Ses détracteurs ne lui en veulent qu’à proportion de leur naïveté affichée. Croire qu’on pourrait taxer des revenus à 75 % dans une économie ouverte est une aberration, penser qu’un système de retraite par répartition peut se protéger de la dégradation du rapport entre le nombre de cotisants et de pensionnés est une imbécillité mathématique.
Bien sûr, chers révolutionnaires orthodoxes, qu’Hollande ne fait guère différemment de Sarkozy, qu’il se contente de débloquer les fonds de participation, d’augmenter la TVA, de geler le barème de l’impôt sur le revenu. L’un comme l’autre sont dépendants d’une Europe berlinoise et d’un système corporatiste qu’ils n’ont pas eu le courage d’affronter, la première étant en accord avec le dogme de la droite et le second avec celui de la gauche. Mais que pouviez vous croire ?
Lancer une vraie réforme de la France, ce serait affronter les milieux les plus pugnaces de la politique professionnelle et de l’administration d’un côté et de l’establishment financier de l’autre. C’est à dire se mettre les plus puissants à dos pendant un certain temps.
Espérer qu’Hollande ait eu le moindre projet d’engager pareil bras-de-fer est une triste plaisanterie. Dans ces conditions, qu’il enterre la PMA ou s’en tienne à l’accord entre le Medef et la CFDT en matière de flexibilité du code du travail relève de l’épaisseur du trait. Tout son dessin est tracé dans le cadre de la pensée dominante qui nous embrasse pour mieux nous étouffer.

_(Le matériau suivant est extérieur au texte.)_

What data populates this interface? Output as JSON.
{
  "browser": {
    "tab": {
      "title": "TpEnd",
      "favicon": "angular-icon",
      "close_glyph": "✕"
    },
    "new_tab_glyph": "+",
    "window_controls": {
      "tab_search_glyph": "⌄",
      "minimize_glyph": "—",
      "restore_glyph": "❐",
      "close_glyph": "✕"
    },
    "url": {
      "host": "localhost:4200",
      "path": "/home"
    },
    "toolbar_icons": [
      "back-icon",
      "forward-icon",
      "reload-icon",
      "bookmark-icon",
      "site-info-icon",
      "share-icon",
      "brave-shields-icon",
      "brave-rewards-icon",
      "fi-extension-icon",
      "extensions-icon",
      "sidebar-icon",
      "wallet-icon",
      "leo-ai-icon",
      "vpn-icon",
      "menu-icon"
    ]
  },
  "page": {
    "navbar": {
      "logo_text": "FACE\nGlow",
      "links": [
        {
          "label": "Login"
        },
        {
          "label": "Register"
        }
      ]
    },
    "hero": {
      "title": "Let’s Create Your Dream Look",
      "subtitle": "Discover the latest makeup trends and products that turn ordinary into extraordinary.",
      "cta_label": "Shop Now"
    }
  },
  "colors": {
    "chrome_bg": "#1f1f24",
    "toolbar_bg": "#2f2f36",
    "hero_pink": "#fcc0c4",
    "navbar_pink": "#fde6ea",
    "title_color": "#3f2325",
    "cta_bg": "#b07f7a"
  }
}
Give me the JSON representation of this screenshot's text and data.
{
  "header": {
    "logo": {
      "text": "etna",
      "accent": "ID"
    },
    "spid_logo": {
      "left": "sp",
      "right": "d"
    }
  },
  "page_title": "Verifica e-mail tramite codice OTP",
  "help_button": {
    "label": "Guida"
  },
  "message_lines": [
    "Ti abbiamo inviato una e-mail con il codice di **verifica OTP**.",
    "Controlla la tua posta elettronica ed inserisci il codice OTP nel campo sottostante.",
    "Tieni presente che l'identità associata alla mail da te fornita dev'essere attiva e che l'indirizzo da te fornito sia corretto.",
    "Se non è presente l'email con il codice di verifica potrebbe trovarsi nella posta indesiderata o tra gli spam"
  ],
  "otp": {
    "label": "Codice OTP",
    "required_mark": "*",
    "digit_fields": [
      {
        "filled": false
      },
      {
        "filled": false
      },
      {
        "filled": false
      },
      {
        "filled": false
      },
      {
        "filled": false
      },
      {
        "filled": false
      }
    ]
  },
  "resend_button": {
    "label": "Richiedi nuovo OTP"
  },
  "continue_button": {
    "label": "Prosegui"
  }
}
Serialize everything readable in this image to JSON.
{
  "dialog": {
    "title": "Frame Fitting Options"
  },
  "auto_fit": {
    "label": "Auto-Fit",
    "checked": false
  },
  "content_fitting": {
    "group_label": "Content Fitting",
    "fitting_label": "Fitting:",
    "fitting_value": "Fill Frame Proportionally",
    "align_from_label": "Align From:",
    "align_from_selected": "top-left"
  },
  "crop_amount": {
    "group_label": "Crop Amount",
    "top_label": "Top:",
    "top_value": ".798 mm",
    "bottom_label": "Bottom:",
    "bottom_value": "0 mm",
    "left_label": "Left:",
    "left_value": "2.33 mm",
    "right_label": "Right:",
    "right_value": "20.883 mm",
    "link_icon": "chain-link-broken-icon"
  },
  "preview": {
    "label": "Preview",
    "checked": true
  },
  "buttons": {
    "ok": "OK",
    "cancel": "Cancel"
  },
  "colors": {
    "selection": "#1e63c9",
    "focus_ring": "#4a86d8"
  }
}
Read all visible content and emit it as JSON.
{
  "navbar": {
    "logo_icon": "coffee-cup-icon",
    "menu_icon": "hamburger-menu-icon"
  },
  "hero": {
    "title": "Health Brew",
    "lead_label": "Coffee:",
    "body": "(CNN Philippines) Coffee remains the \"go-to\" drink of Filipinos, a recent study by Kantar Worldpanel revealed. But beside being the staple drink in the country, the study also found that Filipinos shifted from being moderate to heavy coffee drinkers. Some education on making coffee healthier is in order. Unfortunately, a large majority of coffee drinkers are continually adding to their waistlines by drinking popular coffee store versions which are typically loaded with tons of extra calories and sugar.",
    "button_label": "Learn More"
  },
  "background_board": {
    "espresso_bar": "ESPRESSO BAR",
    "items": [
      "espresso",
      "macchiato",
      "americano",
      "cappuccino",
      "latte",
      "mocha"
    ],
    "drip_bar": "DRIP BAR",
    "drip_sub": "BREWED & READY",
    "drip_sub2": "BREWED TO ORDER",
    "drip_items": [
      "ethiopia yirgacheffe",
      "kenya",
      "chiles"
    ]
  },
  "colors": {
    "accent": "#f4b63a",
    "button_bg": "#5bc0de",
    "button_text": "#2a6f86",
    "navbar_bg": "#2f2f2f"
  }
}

Ainsi, le grand paradoxe des anathèmes lancés par la « gauche de la gauche » tient-il au fait que, dépendante d’intérêts qu’il faudrait pourtant combattre pour que la France aille mieux, à savoir l’énorme bureaucratie enkystée dans les collectivités locales, l’Etat et les entreprises publiques, cette arrière-garde révolutionnaire est nécessairement conduite à tenir un discours incohérent, formuler des propositions inachevées, se borner à des incantations anti-riches et, en définitive, renforcer le mollusque social-démocrate posé sur son rocher. Elle n’en est qu’un pseudopode.
Les dénonciations de Libération et des autres ne servent à rien. Elles sont un bruit de fond, la grosse caisse de l’orchestre du Titanic-Pédalo qui tonitrue d’autant plus que le cri des soutiers commence à monter.
Nous lire sur Atlantico ICI.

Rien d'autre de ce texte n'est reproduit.